In: Accounting
To answer questions, assume “All else equal”
13. A municipal bond must have a yield to maturity that is higher/lower/equal to the yield to maturity on a similar corporate bond.
14. An investment has a 3% rate which compounds quarterly, therefore it must have an EAR that higher than/lower than/equal to an investment that has a 1% rate which compounds monthly.

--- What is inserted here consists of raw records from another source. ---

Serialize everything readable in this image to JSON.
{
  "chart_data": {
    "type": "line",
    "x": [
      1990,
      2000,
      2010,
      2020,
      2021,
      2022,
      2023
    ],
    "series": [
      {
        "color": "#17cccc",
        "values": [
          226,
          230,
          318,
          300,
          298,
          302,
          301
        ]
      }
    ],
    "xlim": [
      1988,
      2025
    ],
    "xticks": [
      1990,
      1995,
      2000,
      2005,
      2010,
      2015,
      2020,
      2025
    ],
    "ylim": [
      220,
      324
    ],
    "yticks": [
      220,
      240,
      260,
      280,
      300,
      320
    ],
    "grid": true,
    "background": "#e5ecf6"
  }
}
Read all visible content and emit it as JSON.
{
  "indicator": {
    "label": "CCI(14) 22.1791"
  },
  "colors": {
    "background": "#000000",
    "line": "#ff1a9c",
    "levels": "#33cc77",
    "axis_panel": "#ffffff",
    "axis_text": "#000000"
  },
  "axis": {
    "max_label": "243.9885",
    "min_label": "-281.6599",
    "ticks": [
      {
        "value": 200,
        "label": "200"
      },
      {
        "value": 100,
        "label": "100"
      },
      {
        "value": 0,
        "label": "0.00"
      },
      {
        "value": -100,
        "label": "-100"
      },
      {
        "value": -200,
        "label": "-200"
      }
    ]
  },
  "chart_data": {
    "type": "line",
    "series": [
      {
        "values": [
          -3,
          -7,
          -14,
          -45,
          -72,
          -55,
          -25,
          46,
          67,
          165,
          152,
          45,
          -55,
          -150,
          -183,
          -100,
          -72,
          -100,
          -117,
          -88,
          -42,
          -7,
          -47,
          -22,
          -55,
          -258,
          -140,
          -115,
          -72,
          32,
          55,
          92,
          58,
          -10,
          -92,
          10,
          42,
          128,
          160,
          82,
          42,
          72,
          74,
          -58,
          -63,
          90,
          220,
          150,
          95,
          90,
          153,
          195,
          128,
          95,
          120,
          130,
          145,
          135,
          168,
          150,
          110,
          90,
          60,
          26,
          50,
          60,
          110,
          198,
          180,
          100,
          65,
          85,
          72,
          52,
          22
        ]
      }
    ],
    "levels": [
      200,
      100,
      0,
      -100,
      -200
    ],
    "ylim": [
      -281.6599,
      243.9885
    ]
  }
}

15. An investment has a 3% rate which compounds quarterly, therefore it must have an APR that higher than/lower than/equal to an investment that has a 1% rate which compounds monthly.
16. A stock that has a beta of 1.5 will have a risk premium that is higher than/lower than/equal to a stock that has a beta of 2.
17. A stock that has a beta of 1.5 will have a risk premium that is higher than/lower than/equal to the market risk premium.
18. A stock that has a growth rate of 4% must have a price that is higher than/lower than/equal to a stock that has a growth rate of 6%.
19. A stock that has a growth rate of 4% must have a price that is higher than/lower than/equal to a stock that is a perpetuity.
20. A bond that has a yield of 4% and a coupon rate of 5% must have price that is higher than/lower than a bond that has a yield of 5% and a coupon rate of 4%.
13. A municipal bond is backed by the government ans is therefore considered to be less risky. Therefore, the yield offered on the same as compared to a corporate bond would be less.
14. EAY (Quarterly) = 3.03%, EAY (Monthly) = 1.004%. Quarterly EAY would be higher.
15. APR of both would be the same. APR (Quarterly) = 3*4 = 12%, APR (Monthly) = 12*1 = 12%
16. The risk premium of the stock having beta 2 would be more as the systematic risk of that stock, as shown by beta, is more.
17. The risk premium of the stock will be more as the beta is 1.5 as compared to the beta of market which is 1.
18. The stock having growth rate of 6% will be priced higher as per the constant growth model.
19. The stock having the growth rate will be priced higher as all stocks are deemed to last till perpetuity.
20. The bond with coupon 5% will be priced at higher because not only does it have greater amounts of cash flows, these flows are also discounted at a lower rate.